At the ria scale, this study supports present research on the archaeological settlement of the lower Argens valley [2]. It shows that sand spits are mainly driven by fluvial sedimentary inputs, whilst the role of sediment reworking by long-shore drift is relatively minor. This process explains the geometry of the coastal spit, which is best developed longitudinally. The bay of Fréjus was therefore characterised by deltaic frontal progradation during Roman times rather than mid-bay bar mobility [25].
4 Shoreline morphology and comparison with numerical models
An 8-m-deep core, near the Villepey pond, yields more data on the Roman shoreline at the lower valley's scale. The sedimentological and faunal data show the presence of a shallow marine environment between 5800 and 800 yr B.P. cal. at least [4]. These new data also show the dissymmetry of the shoreline during Roman times.

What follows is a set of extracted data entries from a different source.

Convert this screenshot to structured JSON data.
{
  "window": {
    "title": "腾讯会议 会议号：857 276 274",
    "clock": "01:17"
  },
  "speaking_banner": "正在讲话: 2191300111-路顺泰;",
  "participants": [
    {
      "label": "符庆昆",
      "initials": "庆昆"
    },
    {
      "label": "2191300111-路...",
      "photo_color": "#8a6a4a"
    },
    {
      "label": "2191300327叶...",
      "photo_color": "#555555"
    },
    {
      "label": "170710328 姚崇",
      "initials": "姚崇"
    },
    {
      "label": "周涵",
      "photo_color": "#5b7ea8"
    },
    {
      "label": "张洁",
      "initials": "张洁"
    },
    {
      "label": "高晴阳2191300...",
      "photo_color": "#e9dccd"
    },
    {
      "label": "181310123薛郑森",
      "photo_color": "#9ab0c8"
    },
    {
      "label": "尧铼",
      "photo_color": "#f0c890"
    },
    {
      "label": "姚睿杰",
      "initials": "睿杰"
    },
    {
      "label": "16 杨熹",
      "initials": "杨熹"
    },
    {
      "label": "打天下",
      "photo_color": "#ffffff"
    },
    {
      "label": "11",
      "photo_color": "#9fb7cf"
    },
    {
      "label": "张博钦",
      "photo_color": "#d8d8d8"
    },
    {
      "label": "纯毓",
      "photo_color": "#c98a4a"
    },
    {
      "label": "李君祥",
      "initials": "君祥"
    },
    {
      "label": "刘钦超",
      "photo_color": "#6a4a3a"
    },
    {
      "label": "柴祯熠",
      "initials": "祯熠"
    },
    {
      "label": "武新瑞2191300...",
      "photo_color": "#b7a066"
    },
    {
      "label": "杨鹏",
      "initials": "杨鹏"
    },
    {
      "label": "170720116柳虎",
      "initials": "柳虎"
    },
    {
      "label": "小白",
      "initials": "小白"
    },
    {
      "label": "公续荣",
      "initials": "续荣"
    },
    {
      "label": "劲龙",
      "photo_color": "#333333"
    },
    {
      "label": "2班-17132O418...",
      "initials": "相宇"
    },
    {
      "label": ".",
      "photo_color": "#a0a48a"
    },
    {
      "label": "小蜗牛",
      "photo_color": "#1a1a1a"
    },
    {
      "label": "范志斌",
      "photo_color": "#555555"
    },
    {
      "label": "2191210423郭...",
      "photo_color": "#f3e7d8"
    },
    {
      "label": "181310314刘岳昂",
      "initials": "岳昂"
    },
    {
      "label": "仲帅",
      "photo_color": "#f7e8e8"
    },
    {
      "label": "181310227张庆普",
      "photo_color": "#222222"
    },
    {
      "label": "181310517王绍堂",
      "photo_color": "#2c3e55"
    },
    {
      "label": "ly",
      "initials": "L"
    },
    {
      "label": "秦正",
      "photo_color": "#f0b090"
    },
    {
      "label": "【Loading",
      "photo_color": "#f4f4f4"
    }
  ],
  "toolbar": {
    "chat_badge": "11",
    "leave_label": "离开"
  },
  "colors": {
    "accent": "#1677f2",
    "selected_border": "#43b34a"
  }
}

Progradation seems to have been faster in the northern part of the valley. Several reasons could affect the geometry of the Holocene shoreline, the first of which is infilling by the Argens’ tributaries, such as the Reyran, which are more important and numerous on the eastern side of the valley. The second one is the marine current, which could promote marine erosion in the southern part of the valley. Henceforth, these kinds of phenomena have to be taken into account in numerical models [6].
5 Conclusion
New data recently acquired in the Fréjus area reveal a high-resolution palaeogeographical reconstruction of the Argens shoreline. Metamorphosis from a rocky coast to a sandy shoreline during Roman times is described. The direction of the reconstructed progradation was unexpected, and it raises the question of the palaeo-shoreline's detailed morphology. These data also show the difficulty in obtaining a precise geography of coastal palaeoenvironments at the ria scale. For this purpose, multidisciplinary data (archaeological excavation and drilling), allied with numerical models, are necessary.
Acknowledgements
M. Pasqualini helped for the archaeological excavation. M. Dubar, N. Marriner, and an anonymous referee significantly improved the manuscript and figures; their help and criticism has been much appreciated.